As a kind of joke or homage (I'm not sure which), I wrote an email message on the basis of that premise, intending to write only that one message to a few friends who had also been Blue readers — William Gillespie, Rob Wittig, Joellyn Rock, Shelley Jackson and Nick Montfort. But the voices kept coming, and I spent the remainder of my summer writing Kind of Blue, sending off each message the moment I finished writing it, and setting each scene in the moment of its composition. When the writing got going, I added a few more friends to the list — Bobby Arellano, Dirk Stratton, and Larry McCaffery. Rob Wittig and I wrote the final scene of the novel together, and its drawings are in his (and Berto's) hand.

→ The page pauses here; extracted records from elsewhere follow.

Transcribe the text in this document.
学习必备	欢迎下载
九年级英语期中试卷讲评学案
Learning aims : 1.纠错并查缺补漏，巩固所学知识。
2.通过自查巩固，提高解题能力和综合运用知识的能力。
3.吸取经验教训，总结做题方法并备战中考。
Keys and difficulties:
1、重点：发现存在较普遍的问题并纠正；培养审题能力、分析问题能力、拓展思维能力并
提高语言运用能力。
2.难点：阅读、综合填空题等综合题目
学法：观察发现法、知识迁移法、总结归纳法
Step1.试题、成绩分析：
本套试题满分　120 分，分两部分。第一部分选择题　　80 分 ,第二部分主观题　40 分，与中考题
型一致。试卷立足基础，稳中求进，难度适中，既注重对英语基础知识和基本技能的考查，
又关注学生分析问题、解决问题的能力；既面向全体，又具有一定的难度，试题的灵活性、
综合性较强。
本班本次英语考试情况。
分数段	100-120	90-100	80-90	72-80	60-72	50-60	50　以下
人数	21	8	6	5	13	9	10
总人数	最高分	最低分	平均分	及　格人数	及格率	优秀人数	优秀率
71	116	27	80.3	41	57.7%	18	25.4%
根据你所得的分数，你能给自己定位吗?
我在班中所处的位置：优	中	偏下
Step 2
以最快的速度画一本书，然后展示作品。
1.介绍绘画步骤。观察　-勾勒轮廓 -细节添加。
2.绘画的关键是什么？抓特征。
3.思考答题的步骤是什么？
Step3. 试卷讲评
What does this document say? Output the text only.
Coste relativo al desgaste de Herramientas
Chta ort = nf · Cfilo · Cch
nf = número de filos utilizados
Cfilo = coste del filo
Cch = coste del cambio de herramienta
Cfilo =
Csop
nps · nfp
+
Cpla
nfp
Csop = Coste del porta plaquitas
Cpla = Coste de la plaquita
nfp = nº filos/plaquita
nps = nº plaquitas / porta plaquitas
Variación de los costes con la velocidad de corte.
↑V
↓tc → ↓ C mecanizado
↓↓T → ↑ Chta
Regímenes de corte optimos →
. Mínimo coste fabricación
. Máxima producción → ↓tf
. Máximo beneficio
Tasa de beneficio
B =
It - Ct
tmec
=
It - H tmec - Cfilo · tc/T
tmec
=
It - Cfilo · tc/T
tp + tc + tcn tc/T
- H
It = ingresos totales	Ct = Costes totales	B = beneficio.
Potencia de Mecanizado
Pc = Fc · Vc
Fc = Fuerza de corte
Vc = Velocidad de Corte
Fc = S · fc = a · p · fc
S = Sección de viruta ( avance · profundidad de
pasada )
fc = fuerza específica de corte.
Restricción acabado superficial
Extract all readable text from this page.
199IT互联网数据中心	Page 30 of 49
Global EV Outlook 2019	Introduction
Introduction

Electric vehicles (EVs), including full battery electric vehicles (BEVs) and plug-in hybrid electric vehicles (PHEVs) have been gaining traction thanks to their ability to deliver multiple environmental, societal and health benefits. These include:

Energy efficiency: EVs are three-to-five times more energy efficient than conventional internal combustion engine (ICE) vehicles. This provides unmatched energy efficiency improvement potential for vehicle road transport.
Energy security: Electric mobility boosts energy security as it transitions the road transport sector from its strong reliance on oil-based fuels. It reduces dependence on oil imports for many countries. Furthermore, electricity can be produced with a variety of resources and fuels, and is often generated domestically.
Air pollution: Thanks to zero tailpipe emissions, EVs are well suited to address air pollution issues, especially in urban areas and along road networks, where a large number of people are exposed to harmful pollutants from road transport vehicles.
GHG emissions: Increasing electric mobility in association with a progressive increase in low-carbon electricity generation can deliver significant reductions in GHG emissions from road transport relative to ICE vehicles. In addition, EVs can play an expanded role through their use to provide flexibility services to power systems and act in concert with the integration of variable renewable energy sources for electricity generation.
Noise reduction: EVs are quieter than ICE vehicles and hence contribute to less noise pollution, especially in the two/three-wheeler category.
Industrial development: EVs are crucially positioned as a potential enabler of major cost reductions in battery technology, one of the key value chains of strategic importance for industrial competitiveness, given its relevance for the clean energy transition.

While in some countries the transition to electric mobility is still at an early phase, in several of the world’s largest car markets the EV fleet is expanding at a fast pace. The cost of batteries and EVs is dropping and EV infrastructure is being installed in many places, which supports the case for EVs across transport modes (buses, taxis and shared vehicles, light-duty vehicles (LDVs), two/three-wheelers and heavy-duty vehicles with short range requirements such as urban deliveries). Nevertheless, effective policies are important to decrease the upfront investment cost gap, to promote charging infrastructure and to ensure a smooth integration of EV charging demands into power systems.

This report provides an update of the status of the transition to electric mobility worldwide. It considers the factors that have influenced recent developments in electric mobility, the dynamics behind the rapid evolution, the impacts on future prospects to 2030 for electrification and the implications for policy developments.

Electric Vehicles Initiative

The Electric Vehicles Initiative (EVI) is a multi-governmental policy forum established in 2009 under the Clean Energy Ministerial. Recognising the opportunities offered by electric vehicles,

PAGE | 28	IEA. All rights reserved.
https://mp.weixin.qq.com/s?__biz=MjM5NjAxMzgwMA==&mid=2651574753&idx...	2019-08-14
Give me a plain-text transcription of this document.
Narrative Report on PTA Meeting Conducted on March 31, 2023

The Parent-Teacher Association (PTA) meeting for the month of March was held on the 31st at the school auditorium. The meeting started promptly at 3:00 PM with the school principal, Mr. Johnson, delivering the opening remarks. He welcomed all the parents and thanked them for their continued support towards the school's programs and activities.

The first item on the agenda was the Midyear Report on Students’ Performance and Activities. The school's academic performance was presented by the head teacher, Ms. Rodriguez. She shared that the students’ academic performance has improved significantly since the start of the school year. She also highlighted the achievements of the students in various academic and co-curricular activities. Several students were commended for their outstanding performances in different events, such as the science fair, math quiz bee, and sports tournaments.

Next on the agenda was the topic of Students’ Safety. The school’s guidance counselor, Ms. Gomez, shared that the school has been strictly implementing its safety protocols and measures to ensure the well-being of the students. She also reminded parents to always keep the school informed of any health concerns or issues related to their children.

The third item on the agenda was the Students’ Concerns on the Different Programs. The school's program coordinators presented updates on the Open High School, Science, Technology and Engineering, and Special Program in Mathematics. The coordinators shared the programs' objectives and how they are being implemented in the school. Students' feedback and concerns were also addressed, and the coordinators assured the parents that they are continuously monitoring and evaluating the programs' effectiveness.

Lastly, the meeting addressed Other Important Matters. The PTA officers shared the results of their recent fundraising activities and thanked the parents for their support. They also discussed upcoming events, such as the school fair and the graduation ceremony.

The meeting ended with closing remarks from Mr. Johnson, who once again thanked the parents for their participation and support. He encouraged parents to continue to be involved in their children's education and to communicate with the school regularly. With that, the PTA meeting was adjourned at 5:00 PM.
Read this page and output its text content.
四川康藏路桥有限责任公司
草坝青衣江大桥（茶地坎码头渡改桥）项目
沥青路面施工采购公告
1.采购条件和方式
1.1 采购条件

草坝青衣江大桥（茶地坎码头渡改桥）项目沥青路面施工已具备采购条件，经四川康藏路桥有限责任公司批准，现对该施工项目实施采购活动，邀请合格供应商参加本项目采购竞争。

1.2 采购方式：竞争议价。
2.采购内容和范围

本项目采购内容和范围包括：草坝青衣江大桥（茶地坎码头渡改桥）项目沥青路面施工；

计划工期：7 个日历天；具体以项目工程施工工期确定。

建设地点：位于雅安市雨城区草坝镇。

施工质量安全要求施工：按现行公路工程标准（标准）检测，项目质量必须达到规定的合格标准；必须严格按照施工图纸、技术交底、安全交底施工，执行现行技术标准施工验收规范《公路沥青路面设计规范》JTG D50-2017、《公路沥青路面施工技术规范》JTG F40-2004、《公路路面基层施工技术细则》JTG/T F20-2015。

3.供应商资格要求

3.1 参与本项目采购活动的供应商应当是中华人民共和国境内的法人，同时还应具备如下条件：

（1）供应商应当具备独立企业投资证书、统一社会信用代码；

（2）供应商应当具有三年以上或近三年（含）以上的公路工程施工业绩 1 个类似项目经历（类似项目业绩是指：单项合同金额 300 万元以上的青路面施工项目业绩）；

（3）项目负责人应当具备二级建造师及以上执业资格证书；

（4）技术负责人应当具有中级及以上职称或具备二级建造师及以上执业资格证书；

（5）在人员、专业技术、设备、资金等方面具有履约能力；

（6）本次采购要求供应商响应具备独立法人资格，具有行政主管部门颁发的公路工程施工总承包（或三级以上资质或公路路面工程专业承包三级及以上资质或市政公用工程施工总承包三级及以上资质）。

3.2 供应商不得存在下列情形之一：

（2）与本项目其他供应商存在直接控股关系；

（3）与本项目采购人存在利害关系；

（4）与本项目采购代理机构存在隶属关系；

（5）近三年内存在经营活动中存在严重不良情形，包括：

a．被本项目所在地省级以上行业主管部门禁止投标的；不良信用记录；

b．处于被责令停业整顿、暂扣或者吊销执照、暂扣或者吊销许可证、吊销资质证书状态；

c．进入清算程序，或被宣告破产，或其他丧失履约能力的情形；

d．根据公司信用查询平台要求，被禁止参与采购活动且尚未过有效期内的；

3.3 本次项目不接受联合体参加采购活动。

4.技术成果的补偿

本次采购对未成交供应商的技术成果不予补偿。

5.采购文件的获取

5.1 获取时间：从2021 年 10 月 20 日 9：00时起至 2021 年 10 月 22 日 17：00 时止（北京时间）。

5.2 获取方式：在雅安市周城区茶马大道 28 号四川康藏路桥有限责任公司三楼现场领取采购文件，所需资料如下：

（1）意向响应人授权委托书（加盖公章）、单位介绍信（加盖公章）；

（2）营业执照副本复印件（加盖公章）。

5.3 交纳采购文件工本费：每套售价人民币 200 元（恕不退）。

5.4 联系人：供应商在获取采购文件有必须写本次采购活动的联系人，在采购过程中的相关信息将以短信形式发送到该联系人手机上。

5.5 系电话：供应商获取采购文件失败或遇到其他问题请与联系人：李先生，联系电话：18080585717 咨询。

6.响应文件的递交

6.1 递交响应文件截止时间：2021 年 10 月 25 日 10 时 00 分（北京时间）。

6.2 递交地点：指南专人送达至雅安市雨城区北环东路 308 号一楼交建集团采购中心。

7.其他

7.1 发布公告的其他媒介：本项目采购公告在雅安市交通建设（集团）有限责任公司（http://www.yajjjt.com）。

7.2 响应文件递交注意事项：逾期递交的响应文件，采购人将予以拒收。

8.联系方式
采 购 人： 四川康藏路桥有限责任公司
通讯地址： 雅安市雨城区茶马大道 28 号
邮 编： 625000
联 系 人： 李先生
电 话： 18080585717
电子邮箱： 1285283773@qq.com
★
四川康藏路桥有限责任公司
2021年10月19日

It was a peculiar experience, writing to an audience I knew well, writing a novel loosely based on a novel written by one of my best friends. As I wrote, I was able to think of my audience in a very specific way, and that specificity affected the writing. The writing style of one character, for instance, was informed by the style of Larry McCaffery's emails. There are some in-jokes here for which I do not apologize. In particular messages, I may have been trying to amuse Nick or William, or have imagined how Shelley might respond to a certain kind of note. Among other things, this work is a kind of valentine to friends, a farewell to my hometown, a means of catharsis, an avoidance mechanism, and a way for me to rediscover what I love about writing, and about the network as a writing medium. One year after its original composition and circulation, Kind of Blue is a slightly different animal than it was in the summer of 2002, for better and for worse. I've done some line editing, though the majority of the text remains as it was originally written. More interestingly, much has happened in the world outside the world of Kind of Blue, and the events of our sad and turbulent history have put this work — a recontextualization of another work — in yet another context again. Text can't stand still, and the world changes the stories that populate it.